Schiller: App Store isn't broken

In a recent interview with BusinessWeek, Apple's Phil Schiller defends the App Store by saying that most apps are denied for being "inappropriate" or for intellectual property reasons. So there. his first extensive interview on the subject Apple's Senior Vice President of Worldwide Product Marketing, Phil Schiller, gives BusinessWeek some insight about the App Store approval process which is both feared and loathed by developers.

Schiller puts a lot of emphasis on security as a reason for the App Store approval process being as tight as it is, saying:

We've built a store for the most part that people can trust... You and your family and friends can download applications from the store, and for the most part they do what you'd expect, and they get onto your phone, and you get billed appropriately, and it all just works.

The volume of app submissions to the App Store is ferocious, 10,000 are submitted each week. Of those, 10 percent are denied for being inappropriate, meaning that they "steal personal data, or which are intended to help the user break the law, or which contain inappropriate content."

According to Schiller about 1% or fewer fall into some gray area that Apple hasn't anticipated — like apps that help users cheat at gambling.

Another big source of rejections is concerns over intellectual property, although Schiller concedes that Apple's trademark rules can be applied "inflexibly."

If you don't defend your trademarks, in the end you end up not owning them. And sometimes other companies come to us saying they've seen their trademarks used in apps without permission. We see that a lot.

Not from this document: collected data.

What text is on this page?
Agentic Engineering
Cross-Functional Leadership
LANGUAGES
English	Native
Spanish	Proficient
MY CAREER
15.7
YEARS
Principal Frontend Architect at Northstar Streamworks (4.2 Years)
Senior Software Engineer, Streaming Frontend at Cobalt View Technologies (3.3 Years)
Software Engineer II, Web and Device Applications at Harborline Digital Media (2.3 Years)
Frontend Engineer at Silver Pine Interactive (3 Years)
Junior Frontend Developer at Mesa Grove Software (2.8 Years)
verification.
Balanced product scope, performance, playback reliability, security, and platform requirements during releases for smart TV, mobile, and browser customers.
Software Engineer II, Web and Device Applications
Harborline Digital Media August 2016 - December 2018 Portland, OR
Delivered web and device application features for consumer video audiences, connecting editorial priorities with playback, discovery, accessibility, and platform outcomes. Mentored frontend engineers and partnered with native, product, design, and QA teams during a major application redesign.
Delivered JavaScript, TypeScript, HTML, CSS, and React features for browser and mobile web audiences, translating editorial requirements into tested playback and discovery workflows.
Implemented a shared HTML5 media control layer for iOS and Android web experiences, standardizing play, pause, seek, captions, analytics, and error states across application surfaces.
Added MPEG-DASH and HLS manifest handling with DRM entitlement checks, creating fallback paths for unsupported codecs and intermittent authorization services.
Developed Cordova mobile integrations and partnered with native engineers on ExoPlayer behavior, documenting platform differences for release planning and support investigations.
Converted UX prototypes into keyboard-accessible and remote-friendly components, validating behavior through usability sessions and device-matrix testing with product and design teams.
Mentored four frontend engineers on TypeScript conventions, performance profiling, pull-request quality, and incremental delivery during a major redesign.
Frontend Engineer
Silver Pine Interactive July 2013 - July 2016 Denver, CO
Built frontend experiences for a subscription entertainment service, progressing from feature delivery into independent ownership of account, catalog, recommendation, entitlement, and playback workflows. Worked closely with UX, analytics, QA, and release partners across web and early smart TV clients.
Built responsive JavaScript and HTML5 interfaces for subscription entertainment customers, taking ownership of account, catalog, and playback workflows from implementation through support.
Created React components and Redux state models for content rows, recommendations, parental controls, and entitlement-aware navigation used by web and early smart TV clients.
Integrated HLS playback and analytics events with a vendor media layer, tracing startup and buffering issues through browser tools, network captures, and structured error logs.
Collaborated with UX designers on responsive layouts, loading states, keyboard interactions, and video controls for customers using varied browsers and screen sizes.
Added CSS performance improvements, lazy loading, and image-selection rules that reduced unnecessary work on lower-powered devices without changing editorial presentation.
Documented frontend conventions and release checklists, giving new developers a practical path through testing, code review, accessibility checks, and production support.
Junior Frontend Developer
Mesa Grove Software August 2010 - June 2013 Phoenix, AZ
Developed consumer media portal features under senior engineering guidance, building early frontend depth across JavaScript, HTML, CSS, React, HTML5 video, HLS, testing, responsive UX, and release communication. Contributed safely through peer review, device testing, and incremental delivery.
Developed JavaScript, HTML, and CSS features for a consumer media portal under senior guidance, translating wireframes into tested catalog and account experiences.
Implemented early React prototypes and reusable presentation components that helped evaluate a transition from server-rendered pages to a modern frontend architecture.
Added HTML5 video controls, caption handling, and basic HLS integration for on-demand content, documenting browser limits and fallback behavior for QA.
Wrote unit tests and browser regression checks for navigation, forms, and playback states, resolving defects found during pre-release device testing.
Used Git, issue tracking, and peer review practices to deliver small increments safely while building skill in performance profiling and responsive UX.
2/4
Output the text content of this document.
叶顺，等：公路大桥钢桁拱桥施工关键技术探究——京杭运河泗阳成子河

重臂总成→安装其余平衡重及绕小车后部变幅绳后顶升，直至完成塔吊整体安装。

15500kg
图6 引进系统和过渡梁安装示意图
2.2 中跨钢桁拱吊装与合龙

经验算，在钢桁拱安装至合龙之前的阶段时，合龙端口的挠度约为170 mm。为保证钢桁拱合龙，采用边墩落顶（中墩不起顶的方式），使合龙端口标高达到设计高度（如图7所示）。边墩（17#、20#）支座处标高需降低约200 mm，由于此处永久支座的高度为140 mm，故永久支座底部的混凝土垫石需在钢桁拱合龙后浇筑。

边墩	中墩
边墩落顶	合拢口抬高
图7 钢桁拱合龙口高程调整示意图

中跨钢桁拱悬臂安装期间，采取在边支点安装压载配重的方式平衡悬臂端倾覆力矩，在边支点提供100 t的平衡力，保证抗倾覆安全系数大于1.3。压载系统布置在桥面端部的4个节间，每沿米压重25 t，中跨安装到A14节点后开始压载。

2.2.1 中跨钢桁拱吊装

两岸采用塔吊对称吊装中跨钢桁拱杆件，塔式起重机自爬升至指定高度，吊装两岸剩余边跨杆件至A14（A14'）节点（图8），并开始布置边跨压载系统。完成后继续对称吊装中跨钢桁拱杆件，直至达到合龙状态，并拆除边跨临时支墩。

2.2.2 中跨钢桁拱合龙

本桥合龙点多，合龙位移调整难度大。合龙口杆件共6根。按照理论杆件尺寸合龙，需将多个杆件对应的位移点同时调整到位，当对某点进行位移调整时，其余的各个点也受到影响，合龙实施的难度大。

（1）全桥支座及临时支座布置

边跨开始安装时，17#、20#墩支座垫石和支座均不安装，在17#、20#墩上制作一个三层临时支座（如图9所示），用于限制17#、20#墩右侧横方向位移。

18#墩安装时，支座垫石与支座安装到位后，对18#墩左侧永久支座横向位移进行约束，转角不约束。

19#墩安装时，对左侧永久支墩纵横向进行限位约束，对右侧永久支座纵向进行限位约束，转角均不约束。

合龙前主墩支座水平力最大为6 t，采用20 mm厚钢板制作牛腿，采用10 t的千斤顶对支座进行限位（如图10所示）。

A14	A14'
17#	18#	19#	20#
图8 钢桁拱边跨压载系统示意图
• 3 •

In its short 28 month life many people have become dependent on their easy to lose (and steal) iPhones and store copious amounts of personal data on them. The author concludes that it "makes a good deal of sense to have someone keeping a close eye on what those apps do."

The personal nature of smartphones and the particular nastiness that malware could inflict (surreptitiously recording your voice and location, for example) seem to be his biggest reasons for supporting the iPhone's existing police state, but I don't buy it.

There has to be a middle ground between keeping the platform secure from malware and approving updates in less than eight weeks though – and Schiller doesn't appear ready to cede that point. Don't expect anything to change any time soon, especially if Schiller's interview is any indication.

Is he right? Is Apple just protecting us from ourselves?